No significant circularity in derivation chain

full rationale

The paper trains a reward model on preference data from verified code problems, then reports empirical gains on external coding benchmarks and RM-Bench. No equations or steps reduce a claimed prediction or first-principles result to the inputs by construction; the RM training and subsequent RL/inference scaling are presented as standard supervised learning followed by empirical evaluation. The construction of preference data and syntax-aware shaping are described as methodological choices rather than self-defining the performance metric. Claims rest on benchmark comparisons outside the training distribution, satisfying the criteria for independent content.

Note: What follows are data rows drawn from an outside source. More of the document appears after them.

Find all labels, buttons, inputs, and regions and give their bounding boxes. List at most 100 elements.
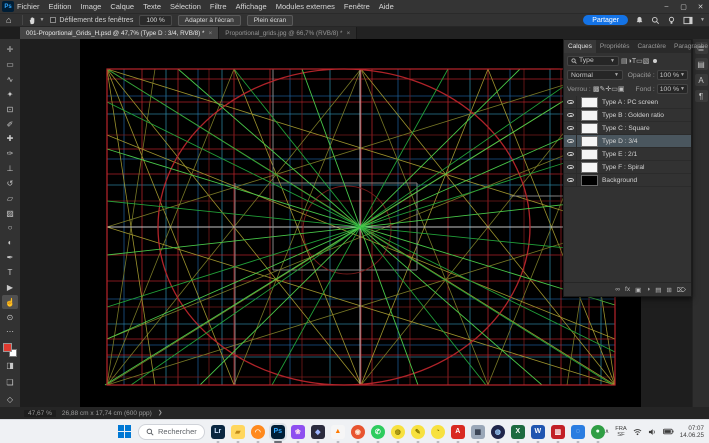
gradient-tool[interactable]: ▨ [2,206,18,220]
taskbar-app-app-yellow-3[interactable]: ◔ [431,425,445,439]
visibility-toggle[interactable] [564,122,577,134]
menu-edition[interactable]: Edition [49,2,72,11]
new-layer-icon[interactable]: ⊞ [666,286,671,294]
quick-selection-tool[interactable]: ✦ [2,88,18,102]
share-image[interactable]: ◇ [2,392,18,406]
panel-tab-propriétés[interactable]: Propriétés [596,40,634,53]
visibility-toggle[interactable] [564,109,577,121]
layer-row[interactable]: Type D : 3/4 [564,135,691,148]
filter-type-select[interactable]: Type ▼ [567,56,619,66]
menu-calque[interactable]: Calque [110,2,134,11]
search-icon[interactable] [651,16,660,25]
taskbar-app-photoshop-express[interactable]: ◆ [311,425,325,439]
maximize-button[interactable]: ▢ [675,3,692,11]
visibility-toggle[interactable] [564,148,577,160]
taskbar-app-app-blue[interactable]: ◌ [571,425,585,439]
quick-mask-mode[interactable]: ◨ [2,359,18,373]
scroll-all-windows-checkbox[interactable] [50,17,56,23]
volume-icon[interactable] [648,428,657,436]
dock-character-icon[interactable]: A [695,74,708,86]
lock-artboard-icon[interactable]: ▭ [611,86,618,93]
layer-thumbnail[interactable] [581,149,598,160]
taskbar-app-app-red[interactable]: ▥ [551,425,565,439]
taskbar-app-firefox[interactable]: ◠ [251,425,265,439]
color-swatches[interactable] [3,343,17,357]
close-tab-icon[interactable]: × [347,30,351,37]
taskbar-app-app-green[interactable]: ● [591,425,605,439]
taskbar-app-app-yellow-2[interactable]: ✎ [411,425,425,439]
filter-shape-layers-icon[interactable]: ▭ [636,58,643,65]
clock[interactable]: 07:07 14.06.25 [680,425,704,439]
panel-tab-calques[interactable]: Calques [564,40,596,53]
brush-tool[interactable]: ✑ [2,147,18,161]
blur-tool[interactable]: ○ [2,221,18,235]
taskbar-app-acrobat[interactable]: A [451,425,465,439]
filter-toggle-icon[interactable] [653,59,657,63]
visibility-toggle[interactable] [564,135,577,147]
taskbar-app-vlc[interactable]: ▲ [331,425,345,439]
taskbar-app-whatsapp[interactable]: ✆ [371,425,385,439]
marquee-tool[interactable]: ▭ [2,58,18,72]
hand-tool[interactable]: ☝ [2,295,18,309]
chevron-down-icon[interactable]: ▼ [700,17,705,23]
layer-group-icon[interactable]: ▤ [655,286,661,294]
healing-brush-tool[interactable]: ✚ [2,132,18,146]
layer-row[interactable]: Background [564,174,691,187]
taskbar-app-word[interactable]: W [531,425,545,439]
visibility-toggle[interactable] [564,174,577,186]
menu-fenêtre[interactable]: Fenêtre [344,2,370,11]
opacity-field[interactable]: 100 % ▼ [657,70,688,80]
notifications-bell-icon[interactable] [635,16,644,25]
menu-image[interactable]: Image [80,2,101,11]
layer-thumbnail[interactable] [581,162,598,173]
taskbar-app-photoshop[interactable]: Ps [271,425,285,439]
taskbar-app-app-sphere[interactable]: ◍ [491,425,505,439]
home-icon[interactable]: ⌂ [6,15,11,25]
close-button[interactable]: ✕ [692,3,709,11]
workspace-switcher-icon[interactable] [683,16,693,25]
wifi-icon[interactable] [633,428,642,436]
language-indicator[interactable]: FRA SF [615,426,627,438]
foreground-color-swatch[interactable] [3,343,12,352]
layer-thumbnail[interactable] [581,123,598,134]
visibility-toggle[interactable] [564,161,577,173]
layer-row[interactable]: Type C : Square [564,122,691,135]
eraser-tool[interactable]: ▱ [2,191,18,205]
screen-mode[interactable]: ❏ [2,375,18,389]
layer-thumbnail[interactable] [581,175,598,186]
dock-paragraph-icon[interactable]: ¶ [695,90,708,102]
link-layers-icon[interactable]: ∞ [615,286,620,293]
battery-icon[interactable] [663,428,674,435]
document-tab-2[interactable]: Proportional_grids.jpg @ 66,7% (RVB/8) *… [219,27,357,39]
zoom-tool[interactable]: ⊙ [2,310,18,324]
filter-pixel-layers-icon[interactable]: ▤ [621,58,628,65]
type-tool[interactable]: T [2,266,18,280]
layer-thumbnail[interactable] [581,136,598,147]
menu-sélection[interactable]: Sélection [170,2,201,11]
layer-thumbnail[interactable] [581,97,598,108]
menu-modules-externes[interactable]: Modules externes [276,2,335,11]
clone-stamp-tool[interactable]: ⊥ [2,162,18,176]
layer-thumbnail[interactable] [581,110,598,121]
menu-fichier[interactable]: Fichier [17,2,40,11]
status-zoom-field[interactable]: 47,67 % [24,410,56,417]
path-selection-tool[interactable]: ▶ [2,281,18,295]
fullscreen-button[interactable]: Plein écran [247,15,294,26]
blend-mode-select[interactable]: Normal ▼ [567,70,623,80]
lock-all-icon[interactable]: ▣ [618,86,625,93]
pen-tool[interactable]: ✒ [2,251,18,265]
move-tool[interactable]: ✛ [2,43,18,57]
tray-expand-icon[interactable]: ∧ [605,428,609,435]
document-canvas[interactable] [80,39,641,408]
hand-tool-options[interactable]: ▼ [28,16,44,25]
menu-affichage[interactable]: Affichage [236,2,267,11]
layer-effects-icon[interactable]: fx [625,286,630,293]
taskbar-app-firefox-developer[interactable]: ◉ [351,425,365,439]
eyedropper-tool[interactable]: ✐ [2,117,18,131]
filter-smart-objects-icon[interactable]: ▧ [643,58,650,65]
windows-start-button[interactable] [118,425,131,438]
menu-filtre[interactable]: Filtre [210,2,227,11]
panel-tab-caractère[interactable]: Caractère [633,40,670,53]
menu-texte[interactable]: Texte [143,2,161,11]
adjustment-layer-icon[interactable]: ◑ [646,286,650,293]
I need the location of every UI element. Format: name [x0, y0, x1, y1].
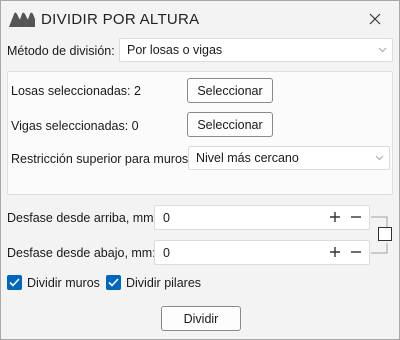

Axiom & Free-Parameter Ledger

0 free parameters · 0 axioms · 1 invented entities

Only the abstract is available, so the ledger is necessarily incomplete. The central contribution rests on the assumption that preference data from verified problems plus the described shaping techniques yield a generalizable reward signal.

invented entities (1)
  • CodeScaler reward model no independent evidence
    purpose: Provide scalable rewards for code generation training and inference without unit tests
    New model introduced and trained on curated preference data; no independent evidence of its properties outside the reported experiments.